Lawmakers, media personalities, activists and other public figures have criticized Hawley for voting against it.

On Friday, the senator took to Twitter to explain his vote.

Free Speech

As reported by Fox News, Hawley claimed that Hirono's bill gives government the authority to determine what's hate speech and "raises big free speech questions."

"My big problem with Sen Hirono’s bill that Senate voted on today is that it turns the federal government into the speech police - gives government sweeping authority to decide what counts as offensive speech and then monitor it," he tweeted.

In a statement, Hawley added that the bill is "too broad."

"As a former prosecutor, my view is it’s dangerous to simply give the federal government open-ended authority to define a whole new class of federal hate crime incidents."

COVID-19 Hate Crimes

As Fox News noted, Hirono worked together with Republican Sen. Susan Collins of Maine to pass the bill with bipartisan support.
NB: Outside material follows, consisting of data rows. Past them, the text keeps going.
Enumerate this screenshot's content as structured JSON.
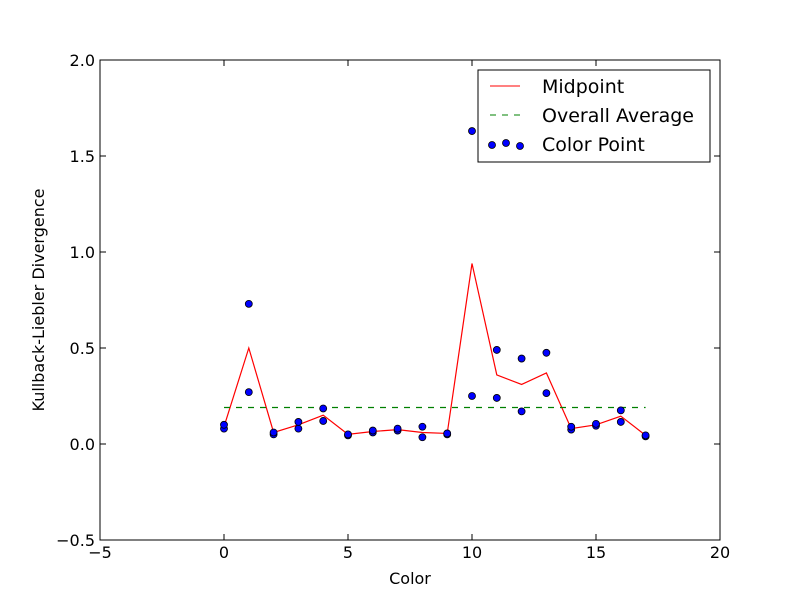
{
  "chart_data": {
    "type": "scatter",
    "xlabel": "Color",
    "ylabel": "Kullback-Liebler Divergence",
    "xlim": [
      -5,
      20
    ],
    "ylim": [
      -0.5,
      2.0
    ],
    "xticks": [
      -5,
      0,
      5,
      10,
      15,
      20
    ],
    "yticks": [
      -0.5,
      0.0,
      0.5,
      1.0,
      1.5,
      2.0
    ],
    "xtick_labels": [
      "−5",
      "0",
      "5",
      "10",
      "15",
      "20"
    ],
    "ytick_labels": [
      "−0.5",
      "0.0",
      "0.5",
      "1.0",
      "1.5",
      "2.0"
    ],
    "grid": false,
    "legend_position": "top-right",
    "series": [
      {
        "name": "Midpoint",
        "kind": "line",
        "color": "#ff0000",
        "x": [
          0,
          1,
          2,
          3,
          4,
          5,
          6,
          7,
          8,
          9,
          10,
          11,
          12,
          13,
          14,
          15,
          16,
          17
        ],
        "y": [
          0.09,
          0.5,
          0.06,
          0.1,
          0.15,
          0.05,
          0.065,
          0.075,
          0.06,
          0.055,
          0.94,
          0.36,
          0.31,
          0.37,
          0.08,
          0.1,
          0.145,
          0.045
        ]
      },
      {
        "name": "Overall Average",
        "kind": "dashed-line",
        "color": "#008000",
        "x": [
          0,
          17
        ],
        "y": [
          0.19,
          0.19
        ]
      },
      {
        "name": "Color Point",
        "kind": "scatter",
        "color": "#0000ff",
        "x": [
          0,
          0,
          1,
          1,
          2,
          2,
          3,
          3,
          4,
          4,
          5,
          5,
          6,
          6,
          7,
          7,
          8,
          8,
          9,
          9,
          10,
          10,
          11,
          11,
          12,
          12,
          13,
          13,
          14,
          14,
          15,
          15,
          16,
          16,
          17,
          17
        ],
        "y": [
          0.08,
          0.1,
          0.73,
          0.27,
          0.05,
          0.06,
          0.08,
          0.115,
          0.185,
          0.12,
          0.045,
          0.05,
          0.06,
          0.07,
          0.07,
          0.08,
          0.035,
          0.09,
          0.05,
          0.055,
          1.63,
          0.25,
          0.49,
          0.24,
          0.445,
          0.17,
          0.475,
          0.265,
          0.075,
          0.09,
          0.095,
          0.105,
          0.175,
          0.115,
          0.04,
          0.045
        ]
      }
    ]
  }
}
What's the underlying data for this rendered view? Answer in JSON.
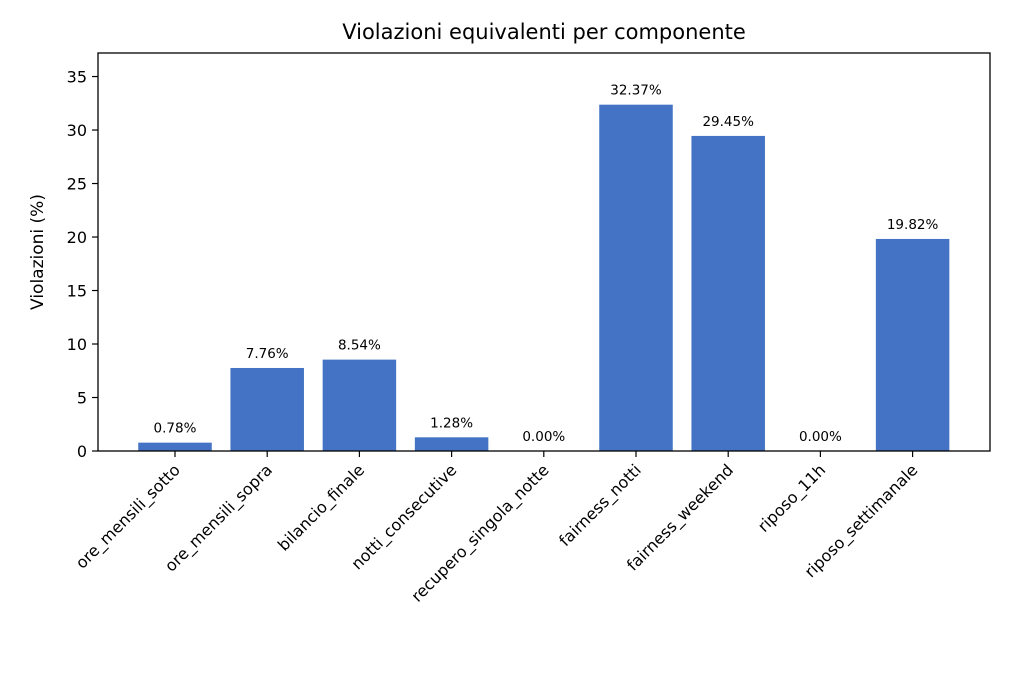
{
  "chart_data": {
    "type": "bar",
    "title": "Violazioni equivalenti per componente",
    "xlabel": "",
    "ylabel": "Violazioni (%)",
    "categories": [
      "ore_mensili_sotto",
      "ore_mensili_sopra",
      "bilancio_finale",
      "notti_consecutive",
      "recupero_singola_notte",
      "fairness_notti",
      "fairness_weekend",
      "riposo_11h",
      "riposo_settimanale"
    ],
    "values": [
      0.78,
      7.76,
      8.54,
      1.28,
      0.0,
      32.37,
      29.45,
      0.0,
      19.82
    ],
    "data_labels": [
      "0.78%",
      "7.76%",
      "8.54%",
      "1.28%",
      "0.00%",
      "32.37%",
      "29.45%",
      "0.00%",
      "19.82%"
    ],
    "yticks": [
      0,
      5,
      10,
      15,
      20,
      25,
      30,
      35
    ],
    "ylim": [
      0,
      37.2
    ],
    "bar_color": "#4472c4",
    "grid": false,
    "legend": "none"
  }
}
Her legislation defines a COVID-19 hate crime as a violent crime motivated by "the actual or perceived race or ethnicity of the person and ... the actual or perceived relationship to the spread of COVID-19 of any person because of that characteristic."

The Democratic-controlled House of Representatives is expected to pass similar legislation soon, which will allow President Joe Biden to sign it into law.

Racist Incidents

Last month, the group Stop AAPI Hate revealed that nearly 3,800 anti-Asian hate incidents were reported to it over the course of a year, per NBC News. Sixty-eight percent of the cases concerned women, while men were involved in 29 percent of them.

The organization's data also showed that verbal harassment and shunning where the most common types of incidents. Physical assault made up just over 11 percent of the total incidents. Furthermore, a third of incidents took place at businesses while a quarter occurred in public.

Hawley's Rise

Hawley, who was first elected to the Senate in 2018, rose to national prominence earlier this year when he supported former President Donald Trump's efforts to overturn the results of the 2020 presidential election.

Since then, Hawley has used his platform to attack Democratic Party politicians and depict the GOP as the party of the working class.